About a decade ago, Audrey Bond had an idea, or rather, a need: a secure system for caregivers who need to organize medical, financial, and personal documents, and one that would allow her to share those documents safely and easily. At the time it was personal, informed and inspired by her own struggles to share her daughter’s health documents with an ex-partner with whom, at the time, the level of communication was not great.
“I wanted a centralized location to store (the documents) and share it with him,” Bond says. “I looked around, and almost all my friends were having the same problem.”
Ten years later, the final product — an app called Vaultt — is launching in earnest this week, after a lengthy beta testing period and a decade of refining the idea.
“This was too big a thing to just pluck away at,” Bond, Vaultt’s CEO and founder says, discussing her first kick at developing the app. “I walked away from it then — but I did start!”
A few years ago, Bond ran into one of the developers she had consulted earlier, who asked what had ever happened with that idea. By that point, Bond was a card-carrying member of the ‘sandwich generation’ — adults caring for their children on the one end, and acting as caregivers to their aging parents on the other.
“I remember saying to myself how badly I wanted Vaultt at that point,” she says. And she realized, talking to the developer, that the opportunity she had dropped a decade ago was still there for the taking; the need had not been filled. If anything, it had grown. “If I didn’t follow through and build this,” she says, “I would regret it for the rest of my life.” And so it became time to, as she puts it now, burn the boats, burn the bridges, and jump headfirst into developing Vaultt.
At the heart of the app is a simple question: “what’s the point of having such an important document if you can’t access it?” It proved to be a vexing problem, one that got more complicated as you kept working on it. Simple file-sharing apps, like Dropbox or Google Drive, lacked the kind of security that official documents required; other medical-information apps weren’t collaborative, and she couldn’t easily share the documents with other family members or professionals. Vaultt, on the other hand, built in both, with end-to-end encryption — “something we’ve built in that you aren’t seeing with a lot of the competition,” Bond says. (Bond calls Vaultt “not an inexpensive app to build,” but notes that they did build it entirely locally, something that was important to them.)

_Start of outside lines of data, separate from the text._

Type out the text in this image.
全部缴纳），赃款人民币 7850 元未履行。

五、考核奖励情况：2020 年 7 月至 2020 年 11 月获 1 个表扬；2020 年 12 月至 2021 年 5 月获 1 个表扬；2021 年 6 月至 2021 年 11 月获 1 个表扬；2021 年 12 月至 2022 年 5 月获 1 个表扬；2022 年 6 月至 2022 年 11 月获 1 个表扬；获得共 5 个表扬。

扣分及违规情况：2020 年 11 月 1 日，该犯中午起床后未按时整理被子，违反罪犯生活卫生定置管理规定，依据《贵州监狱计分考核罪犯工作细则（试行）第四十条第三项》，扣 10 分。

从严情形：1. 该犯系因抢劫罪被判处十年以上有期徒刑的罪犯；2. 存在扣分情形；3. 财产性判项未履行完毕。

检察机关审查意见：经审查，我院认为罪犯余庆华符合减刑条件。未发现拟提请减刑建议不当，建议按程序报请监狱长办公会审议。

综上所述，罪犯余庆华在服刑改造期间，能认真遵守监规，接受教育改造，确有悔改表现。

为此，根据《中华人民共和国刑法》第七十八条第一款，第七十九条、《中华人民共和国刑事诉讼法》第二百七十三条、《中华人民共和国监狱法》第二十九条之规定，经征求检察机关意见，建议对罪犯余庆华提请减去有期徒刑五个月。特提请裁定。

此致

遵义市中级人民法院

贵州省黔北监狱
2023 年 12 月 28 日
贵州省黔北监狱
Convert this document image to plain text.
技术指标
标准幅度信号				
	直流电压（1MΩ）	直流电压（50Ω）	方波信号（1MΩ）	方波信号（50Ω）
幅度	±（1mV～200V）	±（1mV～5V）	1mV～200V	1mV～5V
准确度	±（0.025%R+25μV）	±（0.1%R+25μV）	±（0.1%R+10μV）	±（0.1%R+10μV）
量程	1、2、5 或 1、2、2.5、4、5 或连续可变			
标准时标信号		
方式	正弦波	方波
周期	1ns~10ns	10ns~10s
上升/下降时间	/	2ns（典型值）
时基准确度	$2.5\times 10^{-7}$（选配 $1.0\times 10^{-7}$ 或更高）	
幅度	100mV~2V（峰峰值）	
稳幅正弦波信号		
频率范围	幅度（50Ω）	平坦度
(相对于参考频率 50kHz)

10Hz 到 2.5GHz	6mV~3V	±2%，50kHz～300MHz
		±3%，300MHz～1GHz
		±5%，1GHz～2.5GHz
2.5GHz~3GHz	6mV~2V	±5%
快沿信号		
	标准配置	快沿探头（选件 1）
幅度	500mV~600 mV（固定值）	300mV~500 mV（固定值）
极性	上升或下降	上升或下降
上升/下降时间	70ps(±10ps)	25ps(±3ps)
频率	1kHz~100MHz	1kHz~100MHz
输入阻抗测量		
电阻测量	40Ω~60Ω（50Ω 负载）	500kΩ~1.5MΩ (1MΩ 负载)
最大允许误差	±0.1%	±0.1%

The app’s release comes at a time when the work — and the challenges — of caregivers are driving conversations, both before COVID and in its wake. “More people are aging in place,” Bond points out, and women are often waiting longer to start families. The sandwich generation that Bond talks about (and identifies as) are caught between these two trends, in many cases becoming doubly responsible for the health care of loved ones. She envisions Vaultt as a kind of counterbalance to the stress that can cause — one less thing to think about, when you’re constantly thinking about your caregiving responsibilities.
“When you’re overwhelmed with responsibility, it very easy to forget things,” she says. “It’s built to help families and caregivers communicate, and alleviate stress — because there is a heck of a lot of it when you’re caregiving.”
The app will launch with a subscription plan, a business model that helps the app be sustainable. Vaultt is already partnering with the Canadian Forces to help facilitate communication between active duty members and their families, and they are hoping that the launch leads to more partnerships down the road. The app will be available on both the Apple App Store and Google Play Store in the near future, with a discounted subscription price available to early members.
From there, the hope is that the service will help make it clear how important it can be to empower caregivers with access to their own information and data. Whether that’s caregivers of children who need referral forms to try and find a good fit specialist, or someone taking care of a parent who may be transitioning into assisted living — Bond’s belief is that by giving caregivers that control, that the care will get better and become more personalized.
“Our goal, our vision, it to one day have this supported in a lot of long-term care homes,” Bond says. “It’s the perfect tool for caregivers.”